A couple of gotchas: If you aren't naming those libraries with a lib prefix you will confuse the linker big time. If you aren't compiling your source files with either -fPIC or -fpic you will not have relocatable objects.
Addendum
There's a big potential problem with libraries that depend on other libraries. Suppose you use version 1.5 of the parent package when your compile your child library source files. You manage to get past all of the library dependencies problems. You've specified that your libchild.so depends on libparent.so. Your stuff just works. That is until version 2.0 of the parent package comes out. Now your stuff breaks everywhere it's used, and you haven't changed one line of code.
The way to overcome this problem is to specify at the time you build your child library that the resultant shared library depends specifically on version 1.5 of libparent.so`.
To do this you will need to pass options from g++/gcc to the linker via the -Wl option. Use -Wl,<linker_option>,<linker_option>,... If those linker options need spaces you'll need to backslash-escape them in the command to g++. A couple of key options are -rpath and -soname. For example, -rpath=/path/to/lib,-soname=libparent.so.1.5.
Note very well: You need to use the -soname=libparent.so.1.5 option when you are building libparent.so. This is what lets the system denote that your libchild.so (version 1.0) depends on libparent.so (version 1.5). And you don't build libparent.so. You build libparent.so.1.5. What about libparent.so? That needs to exist to, but it should be a symbolic link to some numbered numbered version (preferably the most recent version) of libparent.so.

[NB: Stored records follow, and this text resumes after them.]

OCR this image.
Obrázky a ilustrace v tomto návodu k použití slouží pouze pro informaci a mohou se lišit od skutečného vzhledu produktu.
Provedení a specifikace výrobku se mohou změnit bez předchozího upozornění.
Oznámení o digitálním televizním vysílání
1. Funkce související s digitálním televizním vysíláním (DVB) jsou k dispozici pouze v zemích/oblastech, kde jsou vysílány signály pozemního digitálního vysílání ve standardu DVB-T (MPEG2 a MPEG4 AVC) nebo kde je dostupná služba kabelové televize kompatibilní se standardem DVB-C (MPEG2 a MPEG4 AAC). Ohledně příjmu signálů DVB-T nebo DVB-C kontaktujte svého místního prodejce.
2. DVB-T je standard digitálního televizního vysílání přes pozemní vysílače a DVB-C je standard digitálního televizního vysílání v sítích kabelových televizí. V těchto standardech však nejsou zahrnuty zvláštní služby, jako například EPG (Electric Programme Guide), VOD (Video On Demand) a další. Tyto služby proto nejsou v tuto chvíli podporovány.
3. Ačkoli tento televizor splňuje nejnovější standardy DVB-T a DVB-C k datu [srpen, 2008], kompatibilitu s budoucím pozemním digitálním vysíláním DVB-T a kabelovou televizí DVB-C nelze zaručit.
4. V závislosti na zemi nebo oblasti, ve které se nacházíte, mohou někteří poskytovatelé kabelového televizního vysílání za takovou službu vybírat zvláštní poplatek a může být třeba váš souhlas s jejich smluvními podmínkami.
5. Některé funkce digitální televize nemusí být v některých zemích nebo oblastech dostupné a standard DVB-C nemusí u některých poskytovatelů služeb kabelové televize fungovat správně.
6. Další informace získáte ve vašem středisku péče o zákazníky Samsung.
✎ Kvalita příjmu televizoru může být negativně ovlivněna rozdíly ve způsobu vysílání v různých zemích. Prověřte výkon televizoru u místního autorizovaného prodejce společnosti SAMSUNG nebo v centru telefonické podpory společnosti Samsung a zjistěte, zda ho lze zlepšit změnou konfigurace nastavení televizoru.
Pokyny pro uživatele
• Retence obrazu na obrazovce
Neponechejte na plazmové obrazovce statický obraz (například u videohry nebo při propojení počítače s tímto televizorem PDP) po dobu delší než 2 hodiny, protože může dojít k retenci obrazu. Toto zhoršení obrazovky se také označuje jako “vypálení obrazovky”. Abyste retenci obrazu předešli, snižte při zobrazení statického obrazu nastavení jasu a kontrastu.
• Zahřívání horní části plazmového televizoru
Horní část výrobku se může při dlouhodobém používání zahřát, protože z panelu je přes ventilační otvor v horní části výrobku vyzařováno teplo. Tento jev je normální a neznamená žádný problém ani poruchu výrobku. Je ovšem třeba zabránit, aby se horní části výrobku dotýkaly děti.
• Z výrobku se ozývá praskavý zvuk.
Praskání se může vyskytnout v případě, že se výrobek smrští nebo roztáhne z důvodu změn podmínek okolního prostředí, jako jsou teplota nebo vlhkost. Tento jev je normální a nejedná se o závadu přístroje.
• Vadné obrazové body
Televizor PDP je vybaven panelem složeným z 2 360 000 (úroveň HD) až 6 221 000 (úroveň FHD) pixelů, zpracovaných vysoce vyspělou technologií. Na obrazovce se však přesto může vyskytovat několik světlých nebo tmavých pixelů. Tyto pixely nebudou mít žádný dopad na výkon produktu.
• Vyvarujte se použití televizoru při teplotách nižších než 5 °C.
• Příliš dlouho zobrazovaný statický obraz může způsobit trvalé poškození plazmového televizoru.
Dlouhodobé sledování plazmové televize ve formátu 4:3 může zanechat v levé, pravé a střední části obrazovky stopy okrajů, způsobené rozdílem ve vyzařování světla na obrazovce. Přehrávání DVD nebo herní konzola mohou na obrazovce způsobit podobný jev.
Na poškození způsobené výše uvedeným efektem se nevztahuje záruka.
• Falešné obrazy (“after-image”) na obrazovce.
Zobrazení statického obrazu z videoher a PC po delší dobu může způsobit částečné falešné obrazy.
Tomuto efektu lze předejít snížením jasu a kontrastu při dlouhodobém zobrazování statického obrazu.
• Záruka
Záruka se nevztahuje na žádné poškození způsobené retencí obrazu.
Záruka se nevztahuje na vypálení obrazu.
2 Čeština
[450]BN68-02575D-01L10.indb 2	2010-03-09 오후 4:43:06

Now suppose non-backward compatible parent version 2.0 is compiled and built into a shiny new libparent.so.2.0 and libparent.so is symbolically linked to this shiny new version. An application that uses your clunky old libchild.so (version 1.0) will happily use the clunky old version of libparent.so instead of the shiny new one that breaks everything.
It looks like you're not telling the linker that child.so needs parent.so, use something like the following:
g++ -shared -o libparent.so parent.o
g++ -shared -o libchild.so -lparent child.o
When you build your main program, you have to tell the compiler that it links with those libraries; that way, when it starts, linux will load them for it.
Change their names to libparent.so and libchild.so.
Then compile with something like this:
g++ <your files and flags> -L<folder where the .so's are> -lparent -lchild
EDIT:
Maybe it would be a smaller change to try loading parent.so before child.so. Did you try that already?